Soil and environmental scientist in New Zealand

Cecile de Klein (born 1962) is a Dutch–New Zealand scientist at the New Zealand Institute for Bioeconomy Science, specialising in soil and environmental science. In 2026, de Klein was elected a Fellow of the Royal Society Te Apārangi. De Klein also captained the Dutch women's rugby team at the 1991 Women's Rugby World Cup.

==Research career==

De Klein completed a master's degree in biology in 1988 and then a PhD in landscape ecology at the University of Utrecht in 1993. She then undertook postdoctoral research in the UK, working with ADAS, an agricultural and environmental consultancy. De Klein emigrated to New Zealand with her husband in 1995, where she joined AgResearch (later absorbed into the New Zealand Institute for Bioeconomy Science), based at the Invermay Agricultural Centre near Mosgiel.

De Klein works on reducing greenhouse gas emissions from farming, especially emissions from grazed livestock systems. She researched nitrogen cycling, and developed methods of accurately measuring nitrous-oxide emissions, leading to better reporting of New Zealand's emissions. De Klein has advocated for 'living labs', which place farmers and researchers together in regional hubs, to test and refine solutions to greenhouse gas emission problems in real-life situations that reflect regional variations in conditions.

In 2024, de Klein was appointed by MBIE as a Horizon Europe National Contact Point for New Zealand, covering the areas of food, bioeconomy, natural resources, agriculture and environment.
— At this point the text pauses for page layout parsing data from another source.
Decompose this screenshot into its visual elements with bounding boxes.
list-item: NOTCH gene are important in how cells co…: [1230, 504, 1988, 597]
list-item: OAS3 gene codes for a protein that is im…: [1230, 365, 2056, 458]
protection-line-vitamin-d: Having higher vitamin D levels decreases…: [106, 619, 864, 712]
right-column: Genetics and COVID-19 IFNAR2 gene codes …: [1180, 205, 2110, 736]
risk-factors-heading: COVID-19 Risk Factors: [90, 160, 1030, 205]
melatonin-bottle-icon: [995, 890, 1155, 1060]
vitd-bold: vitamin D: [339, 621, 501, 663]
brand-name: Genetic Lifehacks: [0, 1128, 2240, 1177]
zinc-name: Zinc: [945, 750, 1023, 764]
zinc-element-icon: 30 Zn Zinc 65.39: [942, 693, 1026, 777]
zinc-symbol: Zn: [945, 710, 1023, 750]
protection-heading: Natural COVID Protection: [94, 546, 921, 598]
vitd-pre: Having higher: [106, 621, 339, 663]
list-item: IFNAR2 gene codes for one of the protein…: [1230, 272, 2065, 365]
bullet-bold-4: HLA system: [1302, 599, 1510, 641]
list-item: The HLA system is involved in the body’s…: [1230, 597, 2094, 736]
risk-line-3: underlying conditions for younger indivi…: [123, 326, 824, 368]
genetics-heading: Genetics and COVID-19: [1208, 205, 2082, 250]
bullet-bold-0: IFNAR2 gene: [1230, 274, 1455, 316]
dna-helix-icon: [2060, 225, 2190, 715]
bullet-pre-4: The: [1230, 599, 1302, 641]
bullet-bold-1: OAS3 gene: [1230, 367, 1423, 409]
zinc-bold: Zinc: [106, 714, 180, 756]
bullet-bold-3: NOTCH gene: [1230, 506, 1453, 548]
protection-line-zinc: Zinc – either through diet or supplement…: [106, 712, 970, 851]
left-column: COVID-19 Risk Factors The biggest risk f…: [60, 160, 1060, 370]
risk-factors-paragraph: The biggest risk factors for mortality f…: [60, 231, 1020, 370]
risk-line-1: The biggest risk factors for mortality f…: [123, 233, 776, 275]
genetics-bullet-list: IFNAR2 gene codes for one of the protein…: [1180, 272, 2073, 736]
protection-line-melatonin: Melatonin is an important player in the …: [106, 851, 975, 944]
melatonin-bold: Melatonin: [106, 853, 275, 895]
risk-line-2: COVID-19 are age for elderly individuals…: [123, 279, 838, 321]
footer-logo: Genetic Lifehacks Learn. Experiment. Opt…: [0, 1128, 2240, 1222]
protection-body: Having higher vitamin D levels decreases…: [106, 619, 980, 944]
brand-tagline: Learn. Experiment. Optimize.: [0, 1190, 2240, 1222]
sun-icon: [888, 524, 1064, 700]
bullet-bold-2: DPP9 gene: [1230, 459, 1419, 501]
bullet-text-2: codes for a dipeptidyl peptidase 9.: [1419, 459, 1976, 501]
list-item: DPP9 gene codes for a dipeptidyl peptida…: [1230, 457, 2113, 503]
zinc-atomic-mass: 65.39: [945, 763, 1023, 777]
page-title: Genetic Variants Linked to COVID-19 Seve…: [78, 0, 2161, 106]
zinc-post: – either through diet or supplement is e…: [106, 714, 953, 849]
National Contact Points assist potential applicants to prepare research consortia for the Horizon Europe funding programme.

De Klein was the keynote speaker at the XXII N Workshop Resolving the Global Nitrogen Dilemma - Opportunities and Challenges in Aarhus in 2024. In 2026, de Klein was elected a Fellow of the Royal Society Te Apārangi.

== Sports career ==
De Klein played rugby for eleven years, and captained the Dutch women's team, playing at number eight, in the inaugural Women's Rugby World Cup in Wales in 1991.